Mountain politicians feeling heat from Tea Party candidates, teacher-tenure bill

By David O. Williams

May 26, 2010 —  Mark Hurlbert, who will forever be known in these parts as the “Kobe DA” for his unsuccessful prosecution of NBA superstar Kobe Bryant on sexual assault charges in Eagle County in 2003, had a really bad weekend.

The 5th Judicial District Republican DA was trounced 71 percent to 29 percent by the Tea Partier Tim Leonard in his bid to reach the primary ballot for state Senate District 16, meaning Hurlbert has until May 27 to collect 1,000 valid registered Republican signatures if he goes the petition route.

That’s a process he apparently started Monday at the Frisco Safeway, according to the Ex-Pat Ex-Lawyer blog, which purports to have an email from Hurlbert soliciting support and rallying people to come out to the Safeway again on Tuesday.

Hurlbert is portrayed as a RINO (Republican In Name Only) on that blog and was painted an anti-gun, anti-Second-Amendment career politician at the SD 16 assembly in Loveland Friday. His resounding defeat at the hands of former American Constitution Party member Leonard prompted SD 8 state Sen. Al White to tell Hurlbert, “I’m sorry Mark,” according to the Denver Post.

White, a moderate himself, and the state senator for our district, was clearly lamenting the fact that Hurlbert would have been electable in the independent-minded mountain communities of Summit County, where Hurlbert lives in Breckenridge. Now the Dems would appear to have a leg up holding onto the seat now occupied by Dan Gibbs, who’s quitting to run for Summit County commissioner.

Former public health nurse and Gilpin County Commissioner Jeanne Nicholson, who lives in Gilpin County just outside of Golden Gate State Park, is the Democratic pick. Leonard, whose 11-year-old son is his campaign manager, lives in Jefferson County.
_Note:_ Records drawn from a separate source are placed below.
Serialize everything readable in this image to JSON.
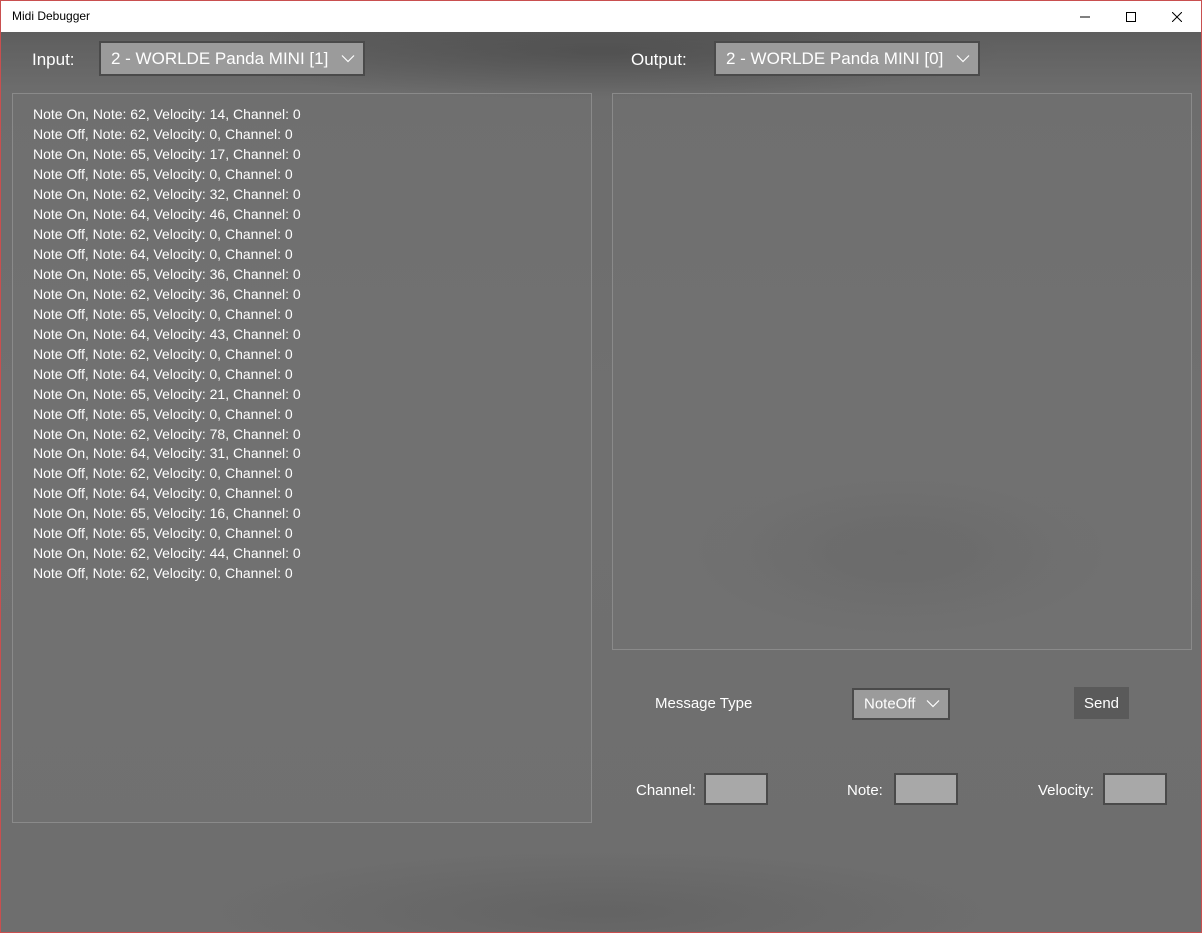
{
  "window": {
    "title": "Midi Debugger"
  },
  "input": {
    "label": "Input:",
    "selected_device": "2 - WORLDE Panda MINI [1]",
    "messages": [
      "Note On, Note: 62, Velocity: 14, Channel: 0",
      "Note Off, Note: 62, Velocity: 0, Channel: 0",
      "Note On, Note: 65, Velocity: 17, Channel: 0",
      "Note Off, Note: 65, Velocity: 0, Channel: 0",
      "Note On, Note: 62, Velocity: 32, Channel: 0",
      "Note On, Note: 64, Velocity: 46, Channel: 0",
      "Note Off, Note: 62, Velocity: 0, Channel: 0",
      "Note Off, Note: 64, Velocity: 0, Channel: 0",
      "Note On, Note: 65, Velocity: 36, Channel: 0",
      "Note On, Note: 62, Velocity: 36, Channel: 0",
      "Note Off, Note: 65, Velocity: 0, Channel: 0",
      "Note On, Note: 64, Velocity: 43, Channel: 0",
      "Note Off, Note: 62, Velocity: 0, Channel: 0",
      "Note Off, Note: 64, Velocity: 0, Channel: 0",
      "Note On, Note: 65, Velocity: 21, Channel: 0",
      "Note Off, Note: 65, Velocity: 0, Channel: 0",
      "Note On, Note: 62, Velocity: 78, Channel: 0",
      "Note On, Note: 64, Velocity: 31, Channel: 0",
      "Note Off, Note: 62, Velocity: 0, Channel: 0",
      "Note Off, Note: 64, Velocity: 0, Channel: 0",
      "Note On, Note: 65, Velocity: 16, Channel: 0",
      "Note Off, Note: 65, Velocity: 0, Channel: 0",
      "Note On, Note: 62, Velocity: 44, Channel: 0",
      "Note Off, Note: 62, Velocity: 0, Channel: 0"
    ]
  },
  "output": {
    "label": "Output:",
    "selected_device": "2 - WORLDE Panda MINI [0]"
  },
  "send_form": {
    "message_type_label": "Message Type",
    "message_type_value": "NoteOff",
    "send_label": "Send",
    "channel_label": "Channel:",
    "channel_value": "",
    "note_label": "Note:",
    "note_value": "",
    "velocity_label": "Velocity:",
    "velocity_value": ""
  },
  "colors": {
    "window_border": "#c94f4f",
    "background": "#6f6f6f",
    "combo_fill": "#9b9b9b",
    "textbox_fill": "#a8a8a8",
    "send_button": "#5a5a5a"
  },
  "icons": {
    "minimize": "minimize-icon",
    "maximize": "maximize-icon",
    "close": "close-icon",
    "dropdown": "chevron-down-icon"
  }
}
Lately, Hurlbert has been taking heat for his handling of bib-swapping case in last year’s Leadville 100 mountain bike race. He issued felony charges to two Vail women, one of whom wound up pleading guilty to a misdemeanor Tuesday. He also was embroiled in some small-town controversy in Leadville swirling around a sheriff’s deputy who Tasered high school students at their request.

Meanwhile, the teacher tenure bill crafted by Vail native Mike Johnston, a state senator down in Denver, may cost our state House Rep., Democrat Christine Scanlan of Dillon, a shot at Speaker of the House, according to the Denver Post.

The paper reports Democrats who voted for the controversial bill, which makes it easier to get rid of teachers who under-perform, could elicit some political payback from the teacher's union.